I think we can do that
Braydon’s dad was one of the pilots on the Chinook helo that was shot down over the weekend, killing all aboard.
The news reports have been full of pictures of the SEALs killed in the crash, and Braydon (10 years old) wondered why there weren’t any pictures of his dad? His mother told him “… it was because people had gone online and were posting photos.
Braydon wanted to do that, too. He wanted to make sure everyone knew that his father was a hero too, so he did just that;
My father was one of the 30 US Soldiers killed in Afghanistan yesterday with the Seals rescue mission. My father was the pilot of the chinook. I have seen other pictures of victims from this deadly mission and wish you would include a picture of my father. He is the farthest to the left.

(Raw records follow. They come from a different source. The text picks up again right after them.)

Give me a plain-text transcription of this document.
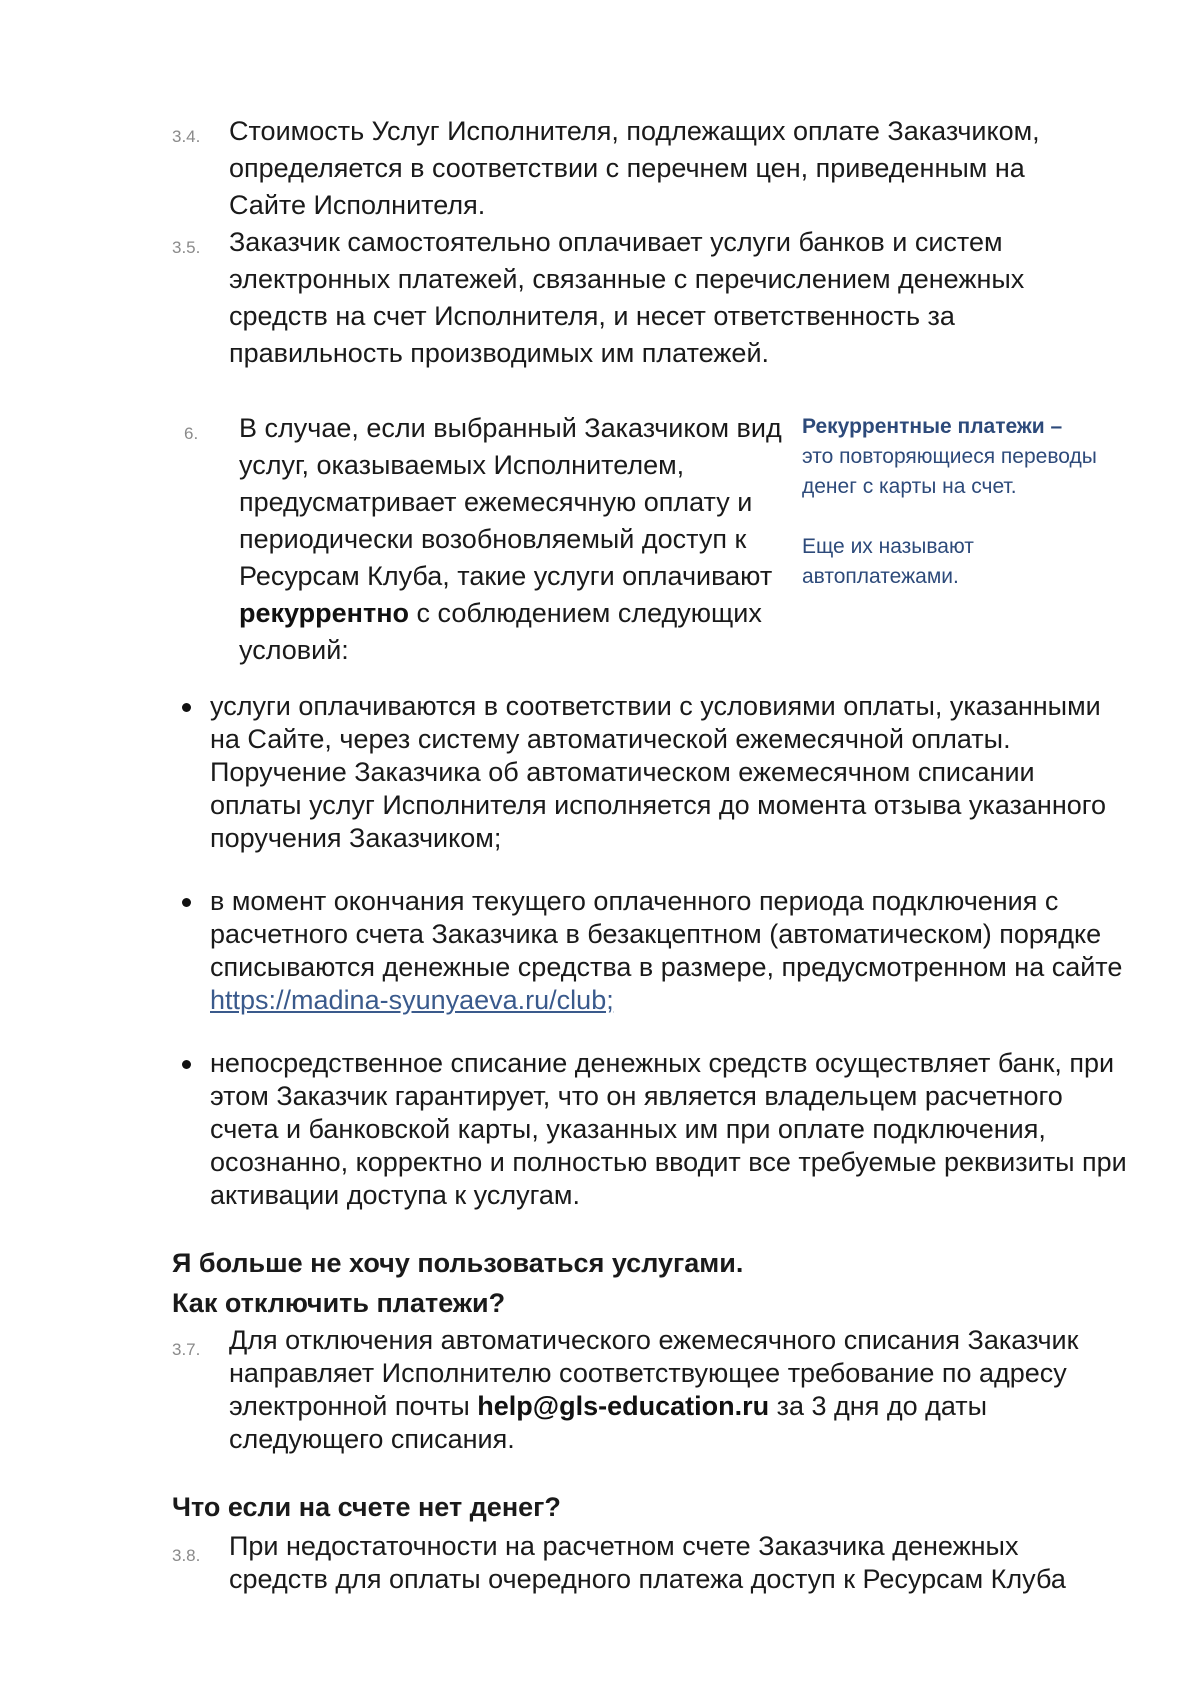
3.4. Стоимость Услуг Исполнителя, подлежащих оплате Заказчиком, определяется в соответствии с перечнем цен, приведенным на Сайте Исполнителя.

3.5. Заказчик самостоятельно оплачивает услуги банков и систем электронных платежей, связанные с перечислением денежных средств на счет Исполнителя, и несет ответственность за правильность производимых им платежей.

6. В случае, если выбранный Заказчиком вид услуг, оказываемых Исполнителем, предусматривает ежемесячную оплату и периодически возобновляемый доступ к Ресурсам Клуба, такие услуги оплачивают рекуррентно с соблюдением следующих условий:

Рекуррентные платежи –
это повторяющиеся переводы денег с карты на счет.
Еще их называют автоплатежами.
услуги оплачиваются в соответствии с условиями оплаты, указанными на Сайте, через систему автоматической ежемесячной оплаты. Поручение Заказчика об автоматическом ежемесячном списании оплаты услуг Исполнителя исполняется до момента отзыва указанного поручения Заказчиком;
в момент окончания текущего оплаченного периода подключения с расчетного счета Заказчика в безакцептном (автоматическом) порядке списываются денежные средства в размере, предусмотренном на сайте https://madina-syunyaeva.ru/club;
непосредственное списание денежных средств осуществляет банк, при этом Заказчик гарантирует, что он является владельцем расчетного счета и банковской карты, указанных им при оплате подключения, осознанно, корректно и полностью вводит все требуемые реквизиты при активации доступа к услугам.
Я больше не хочу пользоваться услугами.
Как отключить платежи?
3.7. Для отключения автоматического ежемесячного списания Заказчик направляет Исполнителю соответствующее требование по адресу электронной почты help@gls-education.ru за 3 дня до даты следующего списания.

Что если на счете нет денег?
3.8. При недостаточности на расчетном счете Заказчика денежных средств для оплаты очередного платежа доступ к Ресурсам Клуба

Braydon Nichols, 10 yrs old
Kansas City, MO
His post is going viral. I wrote a little note on the iReport page he posted, when I started writing there were 860 other posts there. It took me maybe 5 minutes to post mine, and when I did, the new count was up to over 1,000.
CNN has a tribute page set up for casualties from overseas, and Bryan Nichols’ page is filling with notes from all over.
This brings up a question; it’s so easy to get wrapped up in the “SEAL Team 6” guys killed on that mission, and so hard to remember that warriors are killed in action nearly every day. How do we remember them all? Each one is a life given to his or her country; each likely has a family in anguish.
I made a video over the weekend as a tribute, and it messed me up for the remainder of the weekend. There’s just so many and it’s so easy to simply tune it all out to protect oneself from the constant bombardment. Each one a brother or sister in arms, each one important; and so few are honored nationally or even to have their sacrifices mentioned at all on a busy news day. It takes a mass casualty event to get the nation’s attention anymore.
Well, Braydon Nichols if you read this someday, you did well. You punched through the static surrounding the event of your dad’s death and made it special to everyone, and made sure the nation wouldn’t forget that he’s no less a hero than the men he carried aboard his helicopter.
Today, we salute CW2 Bryan Nichols; Hooah and Godspeed, Sir.